Deep impact

Builders and lawmakers revamp fee system

By Janine Anderson

Impact fees worked well in the beginning.

They were designed to help municipalities pay for the services and facilities that new residents would need in the future. And when those fees first appeared in Wisconsin’s construction landscape, the building community and legislators worked together to make sure the fees did just what they were supposed to do.

But over time, problems emerged with the system. Some municipalities charged for items that didn’t make sense, such as golf course clubhouses. Others charged fees for things that were not allowed, like schools.

So builders and legislators recently got together again and hashed out new rules in the form of a bill. The bill was presented by Jerry Deschane, deputy executive vice president of the Wisconsin Builders Association. It was authored by state Sens. Cathy Stepp, R-Sturtevant, and Glenn Grothman, R-West Bend.

The new impact-fee rules require that only cities, villages and towns, and not counties, charge impact fees; recreational facilities, other than playgrounds and general-use parks, are not acceptable uses for impact fees. Also, fees must now be collected when the building permit is pulled rather than during the planning process, and generally accepted accounting practices must be used to track the fees and what they are to be used for.

Matt Moroney, executive director of the Metropolitan Builders Association, said it was time for the legislation surrounding impact fees to be revamped. Some communities’ impact fees had climbed to upward of $10,000, he said.

Gorman & Co. Inc.’s Waterford Glen subdivision in Fitchburg features 67 single and duplex lots. The Madison developer paid about $150,000 in impact fees for the development.

Image courtesy of Gorman & Co.

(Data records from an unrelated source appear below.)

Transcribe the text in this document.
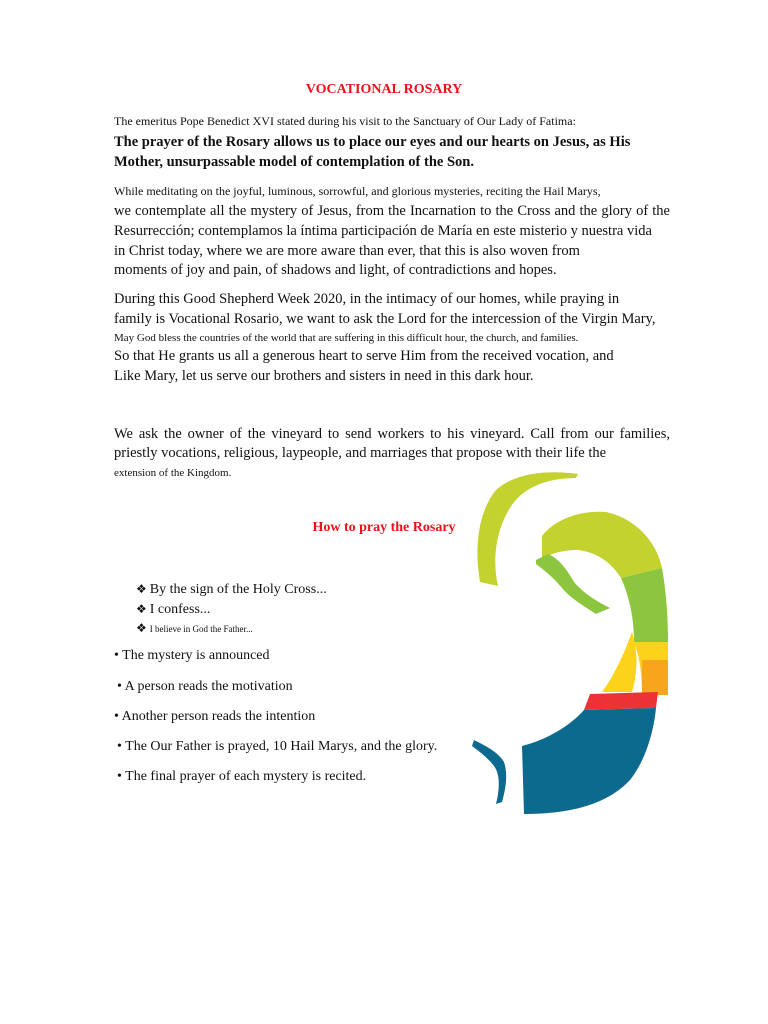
VOCATIONAL ROSARY
The emeritus Pope Benedict XVI stated during his visit to the Sanctuary of Our Lady of Fatima:
The prayer of the Rosary allows us to place our eyes and our hearts on Jesus, as His
Mother, unsurpassable model of contemplation of the Son.
While meditating on the joyful, luminous, sorrowful, and glorious mysteries, reciting the Hail Marys,
we contemplate all the mystery of Jesus, from the Incarnation to the Cross and the glory of the
Resurrección; contemplamos la íntima participación de María en este misterio y nuestra vida
in Christ today, where we are more aware than ever, that this is also woven from
moments of joy and pain, of shadows and light, of contradictions and hopes.
During this Good Shepherd Week 2020, in the intimacy of our homes, while praying in
family is Vocational Rosario, we want to ask the Lord for the intercession of the Virgin Mary,
May God bless the countries of the world that are suffering in this difficult hour, the church, and families.
So that He grants us all a generous heart to serve Him from the received vocation, and
Like Mary, let us serve our brothers and sisters in need in this dark hour.
We ask the owner of the vineyard to send workers to his vineyard. Call from our families,
priestly vocations, religious, laypeople, and marriages that propose with their life the
extension of the Kingdom.
How to pray the Rosary
❖ By the sign of the Holy Cross...
❖ I confess...
❖ I believe in God the Father...
• The mystery is announced
• A person reads the motivation
• Another person reads the intention
• The Our Father is prayed, 10 Hail Marys, and the glory.
• The final prayer of each mystery is recited.
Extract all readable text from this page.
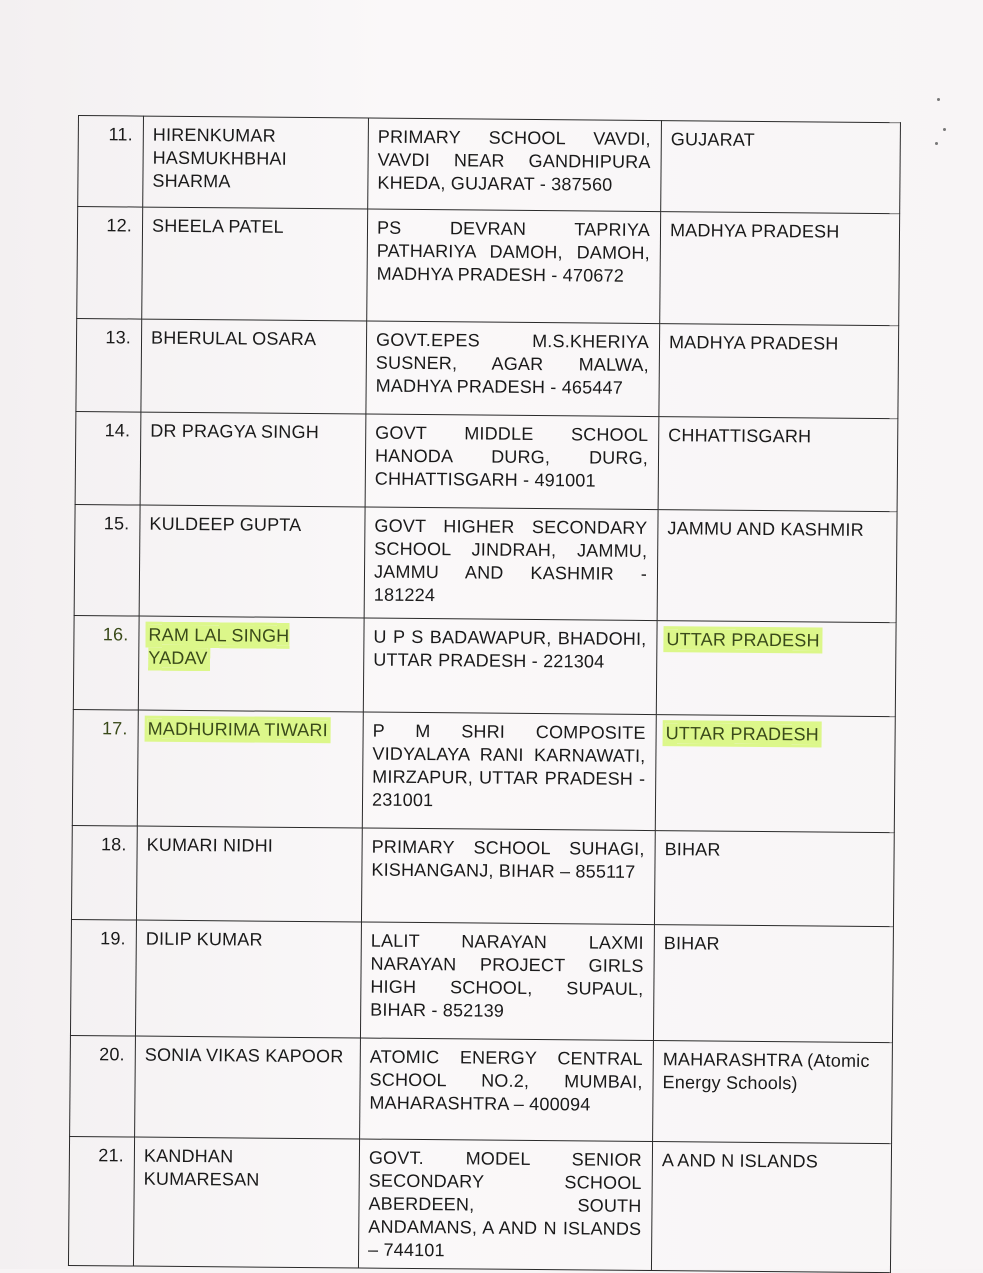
11.	HIRENKUMAR HASMUKHBHAI SHARMA	PRIMARY SCHOOL VAVDI, VAVDI NEAR GANDHIPURA KHEDA, GUJARAT - 387560	GUJARAT
12.	SHEELA PATEL	PS DEVRAN TAPRIYA PATHARIYA DAMOH, DAMOH, MADHYA PRADESH - 470672	MADHYA PRADESH
13.	BHERULAL OSARA	GOVT.EPES M.S.KHERIYA SUSNER, AGAR MALWA, MADHYA PRADESH - 465447	MADHYA PRADESH
14.	DR PRAGYA SINGH	GOVT MIDDLE SCHOOL HANODA DURG, DURG, CHHATTISGARH - 491001	CHHATTISGARH
15.	KULDEEP GUPTA	GOVT HIGHER SECONDARY SCHOOL JINDRAH, JAMMU, JAMMU AND KASHMIR - 181224	JAMMU AND KASHMIR
16.	RAM LAL SINGH YADAV	U P S BADAWAPUR, BHADOHI, UTTAR PRADESH - 221304	UTTAR PRADESH
17.	MADHURIMA TIWARI	P M SHRI COMPOSITE VIDYALAYA RANI KARNAWATI, MIRZAPUR, UTTAR PRADESH - 231001	UTTAR PRADESH
18.	KUMARI NIDHI	PRIMARY SCHOOL SUHAGI, KISHANGANJ, BIHAR – 855117	BIHAR
19.	DILIP KUMAR	LALIT NARAYAN LAXMI NARAYAN PROJECT GIRLS HIGH SCHOOL, SUPAUL, BIHAR - 852139	BIHAR
20.	SONIA VIKAS KAPOOR	ATOMIC ENERGY CENTRAL SCHOOL NO.2, MUMBAI, MAHARASHTRA – 400094	MAHARASHTRA (Atomic Energy Schools)
21.	KANDHAN KUMARESAN	GOVT. MODEL SENIOR SECONDARY SCHOOL ABERDEEN, SOUTH ANDAMANS, A AND N ISLANDS – 744101	A AND N ISLANDS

Inc.

“We’ve seen excessive fees in our region,” he said. “With tight budgets, communities have been more creative with impact fees.”

When impact fees get too high, they affect housing affordability, Moroney said. Under the previous rules, impact fees were charged during the planning process, and developers were responsible for them. The fees, plus interest and risk, were rolled into the cost of the lot and building the home, he said.

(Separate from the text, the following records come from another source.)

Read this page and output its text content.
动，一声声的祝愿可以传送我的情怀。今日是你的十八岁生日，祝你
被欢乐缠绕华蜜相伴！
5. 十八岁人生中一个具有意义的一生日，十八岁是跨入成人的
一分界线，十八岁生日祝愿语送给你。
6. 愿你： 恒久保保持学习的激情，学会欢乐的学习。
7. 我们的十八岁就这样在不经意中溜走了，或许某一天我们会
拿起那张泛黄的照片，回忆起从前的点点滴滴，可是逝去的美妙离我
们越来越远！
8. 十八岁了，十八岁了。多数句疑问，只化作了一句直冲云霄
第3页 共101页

Now, the person building the home sees the exact cost of the impact fees because they are charged when building permits are pulled.

“We are hoping the person that’s actually paying the fee will now be more educated about what their community is doing,” Moroney said.

Scott Nelson, a legislative aide in Stepp’s office, said the old impact-fee system presented other problems. Those included collected fees not being used for the projects they were collected for, counties spending money collected in one part of the county for projects in another and some communities adding impact fees to the general fund, making it very difficult to accurately track the money and its intended purpose.

The new impact fee bill passed in April and was signed by Gov. Jim Doyle in May.